There is no security breach allowing access to the fields (I don’t like the term attribute for this, further in this context). At most it is a encapsulation break, or abstraction leak, even so depends on the case.
If you only have the private field, everything normal, no problem, you can do it at will. The problem starts getting more complicated when you have both.
In fact nothing prevents you to access one or the other as needed. Obviously, direct access to the field only allows you to take the value and change its value. Methods getter/Setter may give the impression that it is a common access, but they may be performing other actions at the time of access or assignment. So they’re only equivalent by coincidence, their purposes are different.
The ideal is to access the methods (when they exist) to maintain coherence. But if you have a good reason to access the field and know of the implication that direct access will not perform the actions normally established in the methods, it’s okay.
Here the answer is: it depends. The most important thing is to understand that the call of one or the other potentially has very different semantics. This could be very confusing.

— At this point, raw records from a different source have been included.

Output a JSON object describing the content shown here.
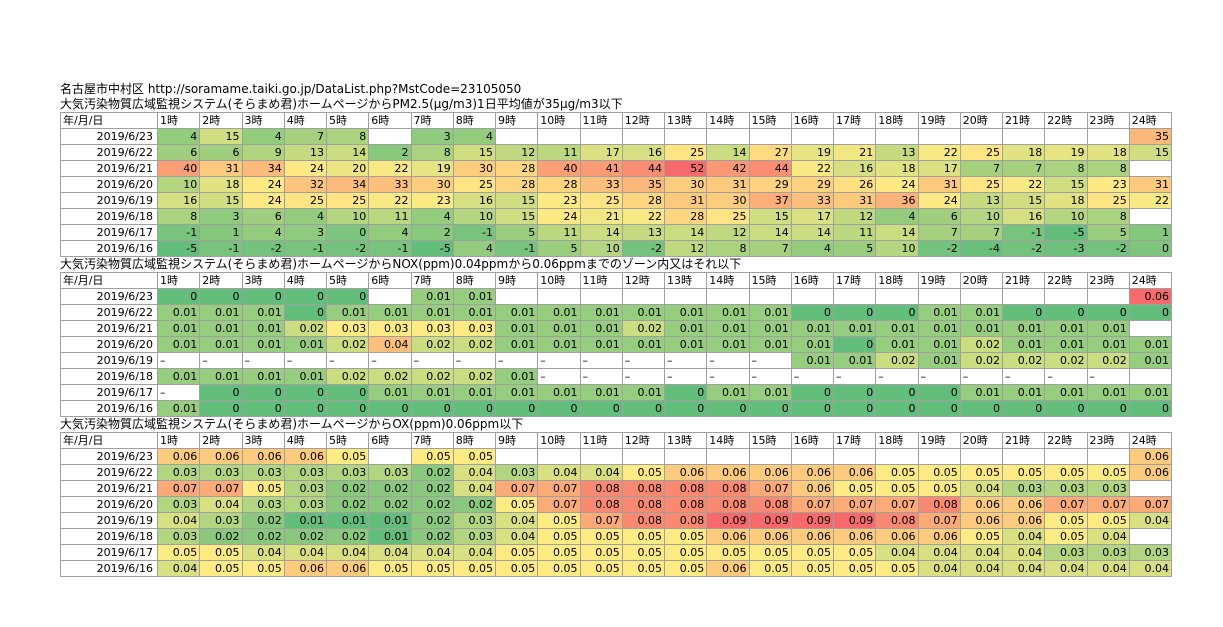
{
  "header": {
    "source": "名古屋市中村区 http://soramame.taiki.go.jp/DataList.php?MstCode=23105050"
  },
  "sections": [
    {
      "title": "大気汚染物質広域監視システム(そらまめ君)ホームページからPM2.5(μg/m3)1日平均値が35μg/m3以下",
      "metric": "pm25",
      "header_label": "年/月/日",
      "hours": [
        "1時",
        "2時",
        "3時",
        "4時",
        "5時",
        "6時",
        "7時",
        "8時",
        "9時",
        "10時",
        "11時",
        "12時",
        "13時",
        "14時",
        "15時",
        "16時",
        "17時",
        "18時",
        "19時",
        "20時",
        "21時",
        "22時",
        "23時",
        "24時"
      ],
      "rows": [
        {
          "date": "2019/6/23",
          "values": [
            "4",
            "15",
            "4",
            "7",
            "8",
            "",
            "3",
            "4",
            "",
            "",
            "",
            "",
            "",
            "",
            "",
            "",
            "",
            "",
            "",
            "",
            "",
            "",
            "",
            "35"
          ]
        },
        {
          "date": "2019/6/22",
          "values": [
            "6",
            "6",
            "9",
            "13",
            "14",
            "2",
            "8",
            "15",
            "12",
            "11",
            "17",
            "16",
            "25",
            "14",
            "27",
            "19",
            "21",
            "13",
            "22",
            "25",
            "18",
            "19",
            "18",
            "15"
          ]
        },
        {
          "date": "2019/6/21",
          "values": [
            "40",
            "31",
            "34",
            "24",
            "20",
            "22",
            "19",
            "30",
            "28",
            "40",
            "41",
            "44",
            "52",
            "42",
            "44",
            "22",
            "16",
            "18",
            "17",
            "7",
            "7",
            "8",
            "8",
            ""
          ]
        },
        {
          "date": "2019/6/20",
          "values": [
            "10",
            "18",
            "24",
            "32",
            "34",
            "33",
            "30",
            "25",
            "28",
            "28",
            "33",
            "35",
            "30",
            "31",
            "29",
            "29",
            "26",
            "24",
            "31",
            "25",
            "22",
            "15",
            "23",
            "31"
          ]
        },
        {
          "date": "2019/6/19",
          "values": [
            "16",
            "15",
            "24",
            "25",
            "25",
            "22",
            "23",
            "16",
            "15",
            "23",
            "25",
            "28",
            "31",
            "30",
            "37",
            "33",
            "31",
            "36",
            "24",
            "13",
            "15",
            "18",
            "25",
            "22"
          ]
        },
        {
          "date": "2019/6/18",
          "values": [
            "8",
            "3",
            "6",
            "4",
            "10",
            "11",
            "4",
            "10",
            "15",
            "24",
            "21",
            "22",
            "28",
            "25",
            "15",
            "17",
            "12",
            "4",
            "6",
            "10",
            "16",
            "10",
            "8",
            ""
          ]
        },
        {
          "date": "2019/6/17",
          "values": [
            "-1",
            "1",
            "4",
            "3",
            "0",
            "4",
            "2",
            "-1",
            "5",
            "11",
            "14",
            "13",
            "14",
            "12",
            "14",
            "14",
            "11",
            "14",
            "7",
            "7",
            "-1",
            "-5",
            "5",
            "1"
          ]
        },
        {
          "date": "2019/6/16",
          "values": [
            "-5",
            "-1",
            "-2",
            "-1",
            "-2",
            "-1",
            "-5",
            "4",
            "-1",
            "5",
            "10",
            "-2",
            "12",
            "8",
            "7",
            "4",
            "5",
            "10",
            "-2",
            "-4",
            "-2",
            "-3",
            "-2",
            "0"
          ]
        }
      ]
    },
    {
      "title": "大気汚染物質広域監視システム(そらまめ君)ホームページからNOX(ppm)0.04ppmから0.06ppmまでのゾーン内又はそれ以下",
      "metric": "nox",
      "header_label": "年/月/日",
      "hours": [
        "1時",
        "2時",
        "3時",
        "4時",
        "5時",
        "6時",
        "7時",
        "8時",
        "9時",
        "10時",
        "11時",
        "12時",
        "13時",
        "14時",
        "15時",
        "16時",
        "17時",
        "18時",
        "19時",
        "20時",
        "21時",
        "22時",
        "23時",
        "24時"
      ],
      "rows": [
        {
          "date": "2019/6/23",
          "values": [
            "0",
            "0",
            "0",
            "0",
            "0",
            "",
            "0.01",
            "0.01",
            "",
            "",
            "",
            "",
            "",
            "",
            "",
            "",
            "",
            "",
            "",
            "",
            "",
            "",
            "",
            "0.06"
          ]
        },
        {
          "date": "2019/6/22",
          "values": [
            "0.01",
            "0.01",
            "0.01",
            "0",
            "0.01",
            "0.01",
            "0.01",
            "0.01",
            "0.01",
            "0.01",
            "0.01",
            "0.01",
            "0.01",
            "0.01",
            "0.01",
            "0",
            "0",
            "0",
            "0.01",
            "0.01",
            "0",
            "0",
            "0",
            "0"
          ]
        },
        {
          "date": "2019/6/21",
          "values": [
            "0.01",
            "0.01",
            "0.01",
            "0.02",
            "0.03",
            "0.03",
            "0.03",
            "0.03",
            "0.01",
            "0.01",
            "0.01",
            "0.02",
            "0.01",
            "0.01",
            "0.01",
            "0.01",
            "0.01",
            "0.01",
            "0.01",
            "0.01",
            "0.01",
            "0.01",
            "0.01",
            ""
          ]
        },
        {
          "date": "2019/6/20",
          "values": [
            "0.01",
            "0.01",
            "0.01",
            "0.01",
            "0.02",
            "0.04",
            "0.02",
            "0.02",
            "0.01",
            "0.01",
            "0.01",
            "0.01",
            "0.01",
            "0.01",
            "0.01",
            "0.01",
            "0",
            "0.01",
            "0.01",
            "0.02",
            "0.01",
            "0.01",
            "0.01",
            "0.01"
          ]
        },
        {
          "date": "2019/6/19",
          "values": [
            "–",
            "–",
            "–",
            "–",
            "–",
            "–",
            "–",
            "–",
            "–",
            "–",
            "–",
            "–",
            "–",
            "–",
            "–",
            "0.01",
            "0.01",
            "0.02",
            "0.01",
            "0.02",
            "0.02",
            "0.02",
            "0.02",
            "0.01"
          ]
        },
        {
          "date": "2019/6/18",
          "values": [
            "0.01",
            "0.01",
            "0.01",
            "0.01",
            "0.02",
            "0.02",
            "0.02",
            "0.02",
            "0.01",
            "–",
            "–",
            "–",
            "–",
            "–",
            "–",
            "–",
            "–",
            "–",
            "–",
            "–",
            "–",
            "–",
            "–",
            ""
          ]
        },
        {
          "date": "2019/6/17",
          "values": [
            "–",
            "0",
            "0",
            "0",
            "0",
            "0.01",
            "0.01",
            "0.01",
            "0.01",
            "0.01",
            "0.01",
            "0.01",
            "0",
            "0.01",
            "0.01",
            "0",
            "0",
            "0",
            "0",
            "0.01",
            "0.01",
            "0.01",
            "0.01",
            "0.01"
          ]
        },
        {
          "date": "2019/6/16",
          "values": [
            "0.01",
            "0",
            "0",
            "0",
            "0",
            "0",
            "0",
            "0",
            "0",
            "0",
            "0",
            "0",
            "0",
            "0",
            "0",
            "0",
            "0",
            "0",
            "0",
            "0",
            "0",
            "0",
            "0",
            "0"
          ]
        }
      ]
    },
    {
      "title": "大気汚染物質広域監視システム(そらまめ君)ホームページからOX(ppm)0.06ppm以下",
      "metric": "ox",
      "header_label": "年/月/日",
      "hours": [
        "1時",
        "2時",
        "3時",
        "4時",
        "5時",
        "6時",
        "7時",
        "8時",
        "9時",
        "10時",
        "11時",
        "12時",
        "13時",
        "14時",
        "15時",
        "16時",
        "17時",
        "18時",
        "19時",
        "20時",
        "21時",
        "22時",
        "23時",
        "24時"
      ],
      "rows": [
        {
          "date": "2019/6/23",
          "values": [
            "0.06",
            "0.06",
            "0.06",
            "0.06",
            "0.05",
            "",
            "0.05",
            "0.05",
            "",
            "",
            "",
            "",
            "",
            "",
            "",
            "",
            "",
            "",
            "",
            "",
            "",
            "",
            "",
            "0.06"
          ]
        },
        {
          "date": "2019/6/22",
          "values": [
            "0.03",
            "0.03",
            "0.03",
            "0.03",
            "0.03",
            "0.03",
            "0.02",
            "0.04",
            "0.03",
            "0.04",
            "0.04",
            "0.05",
            "0.06",
            "0.06",
            "0.06",
            "0.06",
            "0.06",
            "0.05",
            "0.05",
            "0.05",
            "0.05",
            "0.05",
            "0.05",
            "0.06"
          ]
        },
        {
          "date": "2019/6/21",
          "values": [
            "0.07",
            "0.07",
            "0.05",
            "0.03",
            "0.02",
            "0.02",
            "0.02",
            "0.04",
            "0.07",
            "0.07",
            "0.08",
            "0.08",
            "0.08",
            "0.08",
            "0.07",
            "0.06",
            "0.05",
            "0.05",
            "0.05",
            "0.04",
            "0.03",
            "0.03",
            "0.03",
            ""
          ]
        },
        {
          "date": "2019/6/20",
          "values": [
            "0.03",
            "0.04",
            "0.03",
            "0.03",
            "0.02",
            "0.02",
            "0.02",
            "0.02",
            "0.05",
            "0.07",
            "0.08",
            "0.08",
            "0.08",
            "0.08",
            "0.08",
            "0.07",
            "0.07",
            "0.07",
            "0.08",
            "0.06",
            "0.06",
            "0.07",
            "0.07",
            "0.07"
          ]
        },
        {
          "date": "2019/6/19",
          "values": [
            "0.04",
            "0.03",
            "0.02",
            "0.01",
            "0.01",
            "0.01",
            "0.02",
            "0.03",
            "0.04",
            "0.05",
            "0.07",
            "0.08",
            "0.08",
            "0.09",
            "0.09",
            "0.09",
            "0.09",
            "0.08",
            "0.07",
            "0.06",
            "0.06",
            "0.05",
            "0.05",
            "0.04"
          ]
        },
        {
          "date": "2019/6/18",
          "values": [
            "0.03",
            "0.02",
            "0.02",
            "0.02",
            "0.02",
            "0.01",
            "0.02",
            "0.03",
            "0.04",
            "0.05",
            "0.05",
            "0.05",
            "0.05",
            "0.06",
            "0.06",
            "0.06",
            "0.06",
            "0.06",
            "0.06",
            "0.05",
            "0.04",
            "0.05",
            "0.04",
            ""
          ]
        },
        {
          "date": "2019/6/17",
          "values": [
            "0.05",
            "0.05",
            "0.04",
            "0.04",
            "0.04",
            "0.04",
            "0.04",
            "0.04",
            "0.05",
            "0.05",
            "0.05",
            "0.05",
            "0.05",
            "0.05",
            "0.05",
            "0.05",
            "0.05",
            "0.04",
            "0.04",
            "0.04",
            "0.04",
            "0.03",
            "0.03",
            "0.03"
          ]
        },
        {
          "date": "2019/6/16",
          "values": [
            "0.04",
            "0.05",
            "0.05",
            "0.06",
            "0.06",
            "0.05",
            "0.05",
            "0.05",
            "0.05",
            "0.05",
            "0.05",
            "0.05",
            "0.05",
            "0.06",
            "0.05",
            "0.05",
            "0.05",
            "0.05",
            "0.04",
            "0.04",
            "0.04",
            "0.04",
            "0.04",
            "0.04"
          ]
        }
      ]
    }
  ],
  "colors": {
    "low": "#63be7b",
    "mid": "#ffeb84",
    "high": "#f8696b"
  }
}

The methods are usually slower, but when they are accessed privately there is an optimization and probably the method call will be replaced by his code (inline Expansion), if the implementation is simple.

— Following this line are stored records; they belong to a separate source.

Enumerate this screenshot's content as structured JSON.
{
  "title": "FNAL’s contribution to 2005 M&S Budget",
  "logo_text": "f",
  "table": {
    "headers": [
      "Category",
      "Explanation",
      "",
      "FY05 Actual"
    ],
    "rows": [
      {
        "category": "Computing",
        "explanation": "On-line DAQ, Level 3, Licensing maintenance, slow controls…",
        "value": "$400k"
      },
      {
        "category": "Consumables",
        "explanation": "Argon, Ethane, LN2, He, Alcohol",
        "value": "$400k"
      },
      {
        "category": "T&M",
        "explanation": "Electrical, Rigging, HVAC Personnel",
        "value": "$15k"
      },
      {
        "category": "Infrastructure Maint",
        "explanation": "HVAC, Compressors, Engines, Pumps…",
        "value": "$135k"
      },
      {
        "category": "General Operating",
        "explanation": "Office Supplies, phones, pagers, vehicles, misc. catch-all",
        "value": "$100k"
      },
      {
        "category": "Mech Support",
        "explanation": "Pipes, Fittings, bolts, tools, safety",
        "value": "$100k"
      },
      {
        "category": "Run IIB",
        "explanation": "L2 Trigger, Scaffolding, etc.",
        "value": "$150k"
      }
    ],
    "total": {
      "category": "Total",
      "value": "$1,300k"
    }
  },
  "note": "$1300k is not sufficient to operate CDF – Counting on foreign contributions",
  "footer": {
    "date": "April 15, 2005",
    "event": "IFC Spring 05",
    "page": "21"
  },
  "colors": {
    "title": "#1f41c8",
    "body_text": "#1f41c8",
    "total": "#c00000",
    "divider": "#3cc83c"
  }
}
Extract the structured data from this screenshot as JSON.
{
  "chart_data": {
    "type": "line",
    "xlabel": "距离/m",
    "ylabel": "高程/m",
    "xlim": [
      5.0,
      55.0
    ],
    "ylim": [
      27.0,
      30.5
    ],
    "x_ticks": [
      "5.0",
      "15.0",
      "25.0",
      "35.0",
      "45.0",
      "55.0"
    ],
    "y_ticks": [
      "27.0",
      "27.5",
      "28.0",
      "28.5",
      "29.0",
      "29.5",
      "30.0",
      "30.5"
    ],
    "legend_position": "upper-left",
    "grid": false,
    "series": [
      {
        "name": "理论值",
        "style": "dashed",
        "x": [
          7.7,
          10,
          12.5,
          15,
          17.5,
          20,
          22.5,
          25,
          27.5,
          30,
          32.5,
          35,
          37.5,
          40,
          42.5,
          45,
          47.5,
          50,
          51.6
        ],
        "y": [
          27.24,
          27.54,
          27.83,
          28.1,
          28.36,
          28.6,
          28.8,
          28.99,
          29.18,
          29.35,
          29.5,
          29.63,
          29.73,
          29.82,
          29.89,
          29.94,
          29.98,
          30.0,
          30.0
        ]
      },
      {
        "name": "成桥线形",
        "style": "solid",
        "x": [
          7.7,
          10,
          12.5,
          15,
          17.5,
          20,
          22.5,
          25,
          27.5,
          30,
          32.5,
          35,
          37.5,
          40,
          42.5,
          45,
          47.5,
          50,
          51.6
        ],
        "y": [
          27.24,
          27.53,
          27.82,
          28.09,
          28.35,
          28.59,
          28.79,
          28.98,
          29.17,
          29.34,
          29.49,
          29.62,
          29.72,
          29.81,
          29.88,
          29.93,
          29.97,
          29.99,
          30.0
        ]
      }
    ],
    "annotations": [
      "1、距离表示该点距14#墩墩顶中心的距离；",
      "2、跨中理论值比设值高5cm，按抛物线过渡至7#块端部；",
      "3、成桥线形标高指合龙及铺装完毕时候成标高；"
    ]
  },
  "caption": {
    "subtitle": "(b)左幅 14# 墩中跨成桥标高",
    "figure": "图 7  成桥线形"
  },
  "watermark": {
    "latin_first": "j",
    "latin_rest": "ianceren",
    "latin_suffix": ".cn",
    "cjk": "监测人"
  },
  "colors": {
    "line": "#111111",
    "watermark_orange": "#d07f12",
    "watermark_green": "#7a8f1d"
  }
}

As a curiosity, the methods are created by default by the programmers, even if their only action is access and direct assignment without doing anything else, that is, does the same as if accessing the direct field, because if one day you need the methods they were already being used. If you start by making the field public and one day you need to add a processing to your read or write access, then the method has to be added, changing the public API and requiring all of its consumer codes to be changed. Creating an abstraction increases encapsulation and improves decoupling by hiding the implementation details.

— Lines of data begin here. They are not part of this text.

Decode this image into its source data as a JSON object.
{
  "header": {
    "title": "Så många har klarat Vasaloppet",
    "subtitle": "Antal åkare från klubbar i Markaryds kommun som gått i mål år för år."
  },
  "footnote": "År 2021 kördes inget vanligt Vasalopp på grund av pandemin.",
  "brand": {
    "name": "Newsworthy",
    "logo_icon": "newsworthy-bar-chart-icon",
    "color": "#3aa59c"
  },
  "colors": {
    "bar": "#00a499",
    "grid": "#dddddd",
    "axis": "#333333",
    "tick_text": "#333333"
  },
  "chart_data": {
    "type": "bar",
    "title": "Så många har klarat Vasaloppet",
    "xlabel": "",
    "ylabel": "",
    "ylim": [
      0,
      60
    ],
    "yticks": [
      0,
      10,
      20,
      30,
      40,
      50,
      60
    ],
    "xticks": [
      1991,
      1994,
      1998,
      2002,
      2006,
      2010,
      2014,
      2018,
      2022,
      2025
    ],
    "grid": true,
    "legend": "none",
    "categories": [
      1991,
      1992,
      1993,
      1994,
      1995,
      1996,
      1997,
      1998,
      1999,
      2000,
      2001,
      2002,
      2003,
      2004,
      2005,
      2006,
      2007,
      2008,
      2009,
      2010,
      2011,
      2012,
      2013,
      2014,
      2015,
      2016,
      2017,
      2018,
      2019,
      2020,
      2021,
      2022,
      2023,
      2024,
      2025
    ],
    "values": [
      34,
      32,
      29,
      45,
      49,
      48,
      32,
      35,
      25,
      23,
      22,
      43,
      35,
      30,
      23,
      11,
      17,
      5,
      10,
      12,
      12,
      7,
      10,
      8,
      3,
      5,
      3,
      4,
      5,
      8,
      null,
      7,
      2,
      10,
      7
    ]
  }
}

So, if the code will only have access to the field privately OR you are absolutely sure that you will never have a method to access that field, you can expose the field. If you cannot guarantee this it is safer to create the methods. Unless the API is not so public and you agree to change consumer codes.
What is best depends on each scenario. What cannot be preached is decoupling and expose the implementation detail, which is the field. Either you have one benefit or the other, everything is tradeoff.
I replied something similar about C#.
I ended up "flying" here at the time of the question and put parameter instead of attributes. Then, the absence of getters and setters and direct reference to the attribute would be indicated when the developer is sure that the attribute will not undergo change relative to its validation and will not be exposed to another class?
– Leonardo
If you change the E you used in there for an OR, that’s right. Obviously if the field is only implementation details (it is private) there is no problem and there is no need to create the methods. There are people who create in this scenario because everyone creates, there is no real reason. It is recommended not to create in this case. Another situation now: if you’re going to expose the camp, consider that you can never make it private again if you ever need to. Because someone may have consumed the direct field, a change would be a break from the API. In anemic classes they make sense. In others you have to be careful.
– Maniero
Particularly I prefer to avoid creating the methods until they are necessary. But it is a mistake to adopt this as the default. You have to really look at it case by case. Because a mistake there can create huge complications. If I am developing alone or in a lean, cohesive team with good tools Refactoring, I would risk more not using abstraction and more exposing the field. In an API for third parties consume, I would go the safe way for sure and create the abstractions. Otherwise a change would force depress this API and create a new one.